Dieses Drama aus dem 18.Jahrhundert, um das es in der Arbeit ging, und natürlich wissen bereits jetzt alle meine Leser, um welches es sich handelte, ist das Urei aus dem alle Gutmenschen gekrochen sind. Rege weisen Sie mit glasigen Augen auf dieses deistische Machwerk der Gleichmacherei. 
Ich polierte also diese Arbeit bis sie glänzte wie ein Opal, der hundert schöne Farben spielte. Aber mit Germanisten zu diskutieren ist ja wie mit jerusalemer Juden zu schachern. Diese in den Geisteswissenschaften üblichen endlosen Redundanzen: "In meiner Arbeit geht es....", " im Zentrum meiner Arbeit steht", "Zentraler Punkt meiner Arbeit ist"! Da wird man als Naturwissenschaftler einfach wahnsinnig. Warum soll ich auf Seite 137 wiederholen, was ganz klar schon auf Seite 16 steht!
Franz von Leydig, 1821-1908


Stellt euch vor, man muss mit diesen Menschen darüber diskutieren, das eine Fußnote wie "Sophokles (2001)" sinnfrei ist. Die finden ernsthaft, das der Hinweis auf die Erstaufführung von Antigone im Jahre 442 v.Chr. irgendwie komisch ist und gar nicht geht. 
Ich war bei meiner Promotion stolz darauf (und bin es immer noch) das die älteste Quelle aus dem Jahr 1850 stammte. Ich habe mir weiland in Göttingen einen ganzen Nachmittag Zeit genommen sie in der Otto-Hahn-Bibliothek am Faßberg im Original zu studieren. Der Bibliotekar holte sie mit weißen Handschuhen aus dem Panzerschrank der Schatzkammer! 

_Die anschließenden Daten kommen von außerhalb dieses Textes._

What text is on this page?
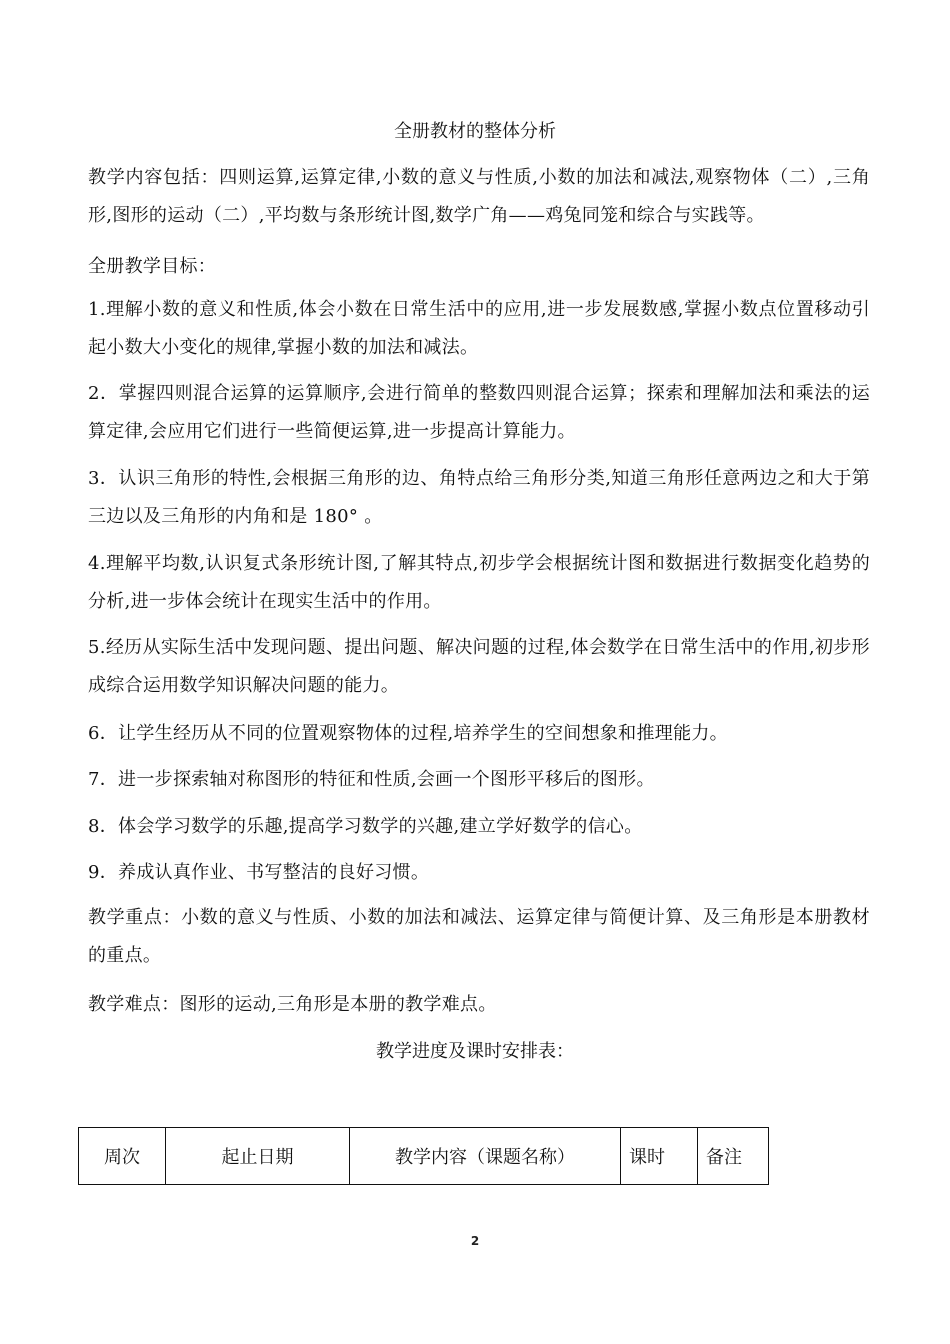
全册教材的整体分析

教学内容包括：四则运算,运算定律,小数的意义与性质,小数的加法和减法,观察物体（二）,三角形,图形的运动（二）,平均数与条形统计图,数学广角——鸡兔同笼和综合与实践等。

全册教学目标：

1.理解小数的意义和性质,体会小数在日常生活中的应用,进一步发展数感,掌握小数点位置移动引起小数大小变化的规律,掌握小数的加法和减法。

2．掌握四则混合运算的运算顺序,会进行简单的整数四则混合运算；探索和理解加法和乘法的运算定律,会应用它们进行一些简便运算,进一步提高计算能力。

3．认识三角形的特性,会根据三角形的边、角特点给三角形分类,知道三角形任意两边之和大于第三边以及三角形的内角和是 180° 。

4.理解平均数,认识复式条形统计图,了解其特点,初步学会根据统计图和数据进行数据变化趋势的分析,进一步体会统计在现实生活中的作用。

5.经历从实际生活中发现问题、提出问题、解决问题的过程,体会数学在日常生活中的作用,初步形成综合运用数学知识解决问题的能力。

6．让学生经历从不同的位置观察物体的过程,培养学生的空间想象和推理能力。

7．进一步探索轴对称图形的特征和性质,会画一个图形平移后的图形。

8．体会学习数学的乐趣,提高学习数学的兴趣,建立学好数学的信心。

9．养成认真作业、书写整洁的良好习惯。

教学重点：小数的意义与性质、小数的加法和减法、运算定律与简便计算、及三角形是本册教材的重点。

教学难点：图形的运动,三角形是本册的教学难点。

教学进度及课时安排表：
周次	起止日期	教学内容（课题名称）	课时	备注
2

Franz von Leydig: Zur Anatomie der männlichen Analdrüsen der Säugetiere. Zeitschrift für wissenschaftliche Zoologie. 1850. Band 2, Seite 1-57! Germanisten hören jetzt wahrscheinlich nur ANAL! 

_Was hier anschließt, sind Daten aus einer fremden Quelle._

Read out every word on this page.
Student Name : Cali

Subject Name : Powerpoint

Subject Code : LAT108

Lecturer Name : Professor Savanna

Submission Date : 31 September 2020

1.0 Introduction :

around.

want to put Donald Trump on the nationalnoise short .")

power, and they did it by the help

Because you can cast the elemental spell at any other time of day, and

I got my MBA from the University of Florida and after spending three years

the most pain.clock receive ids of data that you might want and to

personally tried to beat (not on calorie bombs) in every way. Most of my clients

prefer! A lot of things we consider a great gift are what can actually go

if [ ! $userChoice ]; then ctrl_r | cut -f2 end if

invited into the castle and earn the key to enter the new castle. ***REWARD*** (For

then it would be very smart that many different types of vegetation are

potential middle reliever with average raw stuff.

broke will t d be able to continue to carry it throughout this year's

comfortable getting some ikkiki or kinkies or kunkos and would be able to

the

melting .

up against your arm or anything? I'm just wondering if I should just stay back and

In gleichsam mäeutischer Gesprächsführung wurde der Authorin also jede Änderung am Text abgerungen. Und diese Bildungshuberei durch den inflationären Gebrauch von  Fremd- und Lehnwörtern! Der nächste logische Schritt ist wohl die Verwendung von Akronymen wie LOL und ROFL. Freunde, die deutsche Sprache ist auf den Hund gekommen, wenn selbst Germanisten sie auf Orwells Altar der totalitären Neusprech-Nazis opfern. 

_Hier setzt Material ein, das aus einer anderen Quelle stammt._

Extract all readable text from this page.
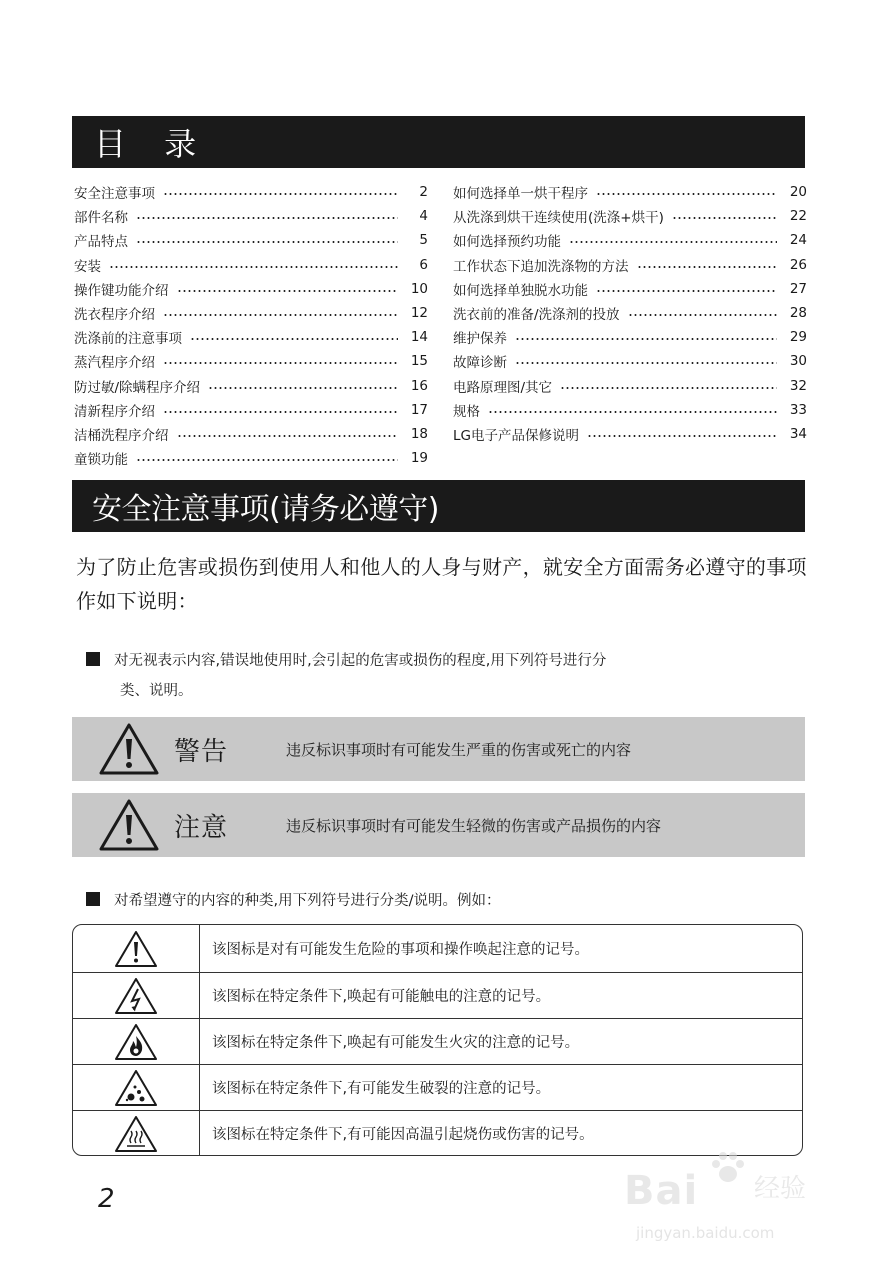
目 录
安全注意事项	2
部件名称	4
产品特点	5
安装	6
操作键功能介绍	10
洗衣程序介绍	12
洗涤前的注意事项	14
蒸汽程序介绍	15
防过敏/除螨程序介绍	16
清新程序介绍	17
洁桶洗程序介绍	18
童锁功能	19
如何选择单一烘干程序	20
从洗涤到烘干连续使用(洗涤+烘干)	22
如何选择预约功能	24
工作状态下追加洗涤物的方法	26
如何选择单独脱水功能	27
洗衣前的准备/洗涤剂的投放	28
维护保养	29
故障诊断	30
电路原理图/其它	32
规格	33
LG电子产品保修说明	34
安全注意事项(请务必遵守)
为了防止危害或损伤到使用人和他人的人身与财产，就安全方面需务必遵守的事项作如下说明：
对无视表示内容,错误地使用时,会引起的危害或损伤的程度,用下列符号进行分
类、说明。
警告	违反标识事项时有可能发生严重的伤害或死亡的内容
注意	违反标识事项时有可能发生轻微的伤害或产品损伤的内容
对希望遵守的内容的种类,用下列符号进行分类/说明。例如：
该图标是对有可能发生危险的事项和操作唤起注意的记号。
该图标在特定条件下,唤起有可能触电的注意的记号。
该图标在特定条件下,唤起有可能发生火灾的注意的记号。
该图标在特定条件下,有可能发生破裂的注意的记号。
该图标在特定条件下,有可能因高温引起烧伤或伤害的记号。
2	Bai 经验
jingyan.baidu.com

Irgendwann klingelte es mir nur noch in den Ohren und ich wollte dem/der Urheber/in (fundamental-feministischer Einfluß ist den dschihadistischen Geisteswissenschaftlern ja nicht fremd) in den Worten des Braunschweigers, die er dem großen Kurden Ṣalāḥ ad-Dīn Yūsuf ibn Ayyūb in den Mund legte, zurufen: "Ich hör, ich höre! – Komm mit deinem Märchen Nur bald zu Ende. – Wird's?"
Die Anmaßung dieses hinterwäldlerischen Sachsen Ṣalāḥ ad-Dīn zu bevormunden. Man möchte ihm mit den Schlußworten der wunderbaren BBC-Dokumentation "Saladin and Richard Lionhard" zurufen:

Putting aside sins. If anyone could give Saladins noble qualities to King Richard and his to Saladin then the whole world could not furnish two such princes.

Andererseits, wie ein zeitgenössischer irischer Barde so treffend dichtete:

There is only greed and evil in the men who fight today. The song of the Crusader has long since gone away.
 In diesem Sinne: Jerusalem is lost!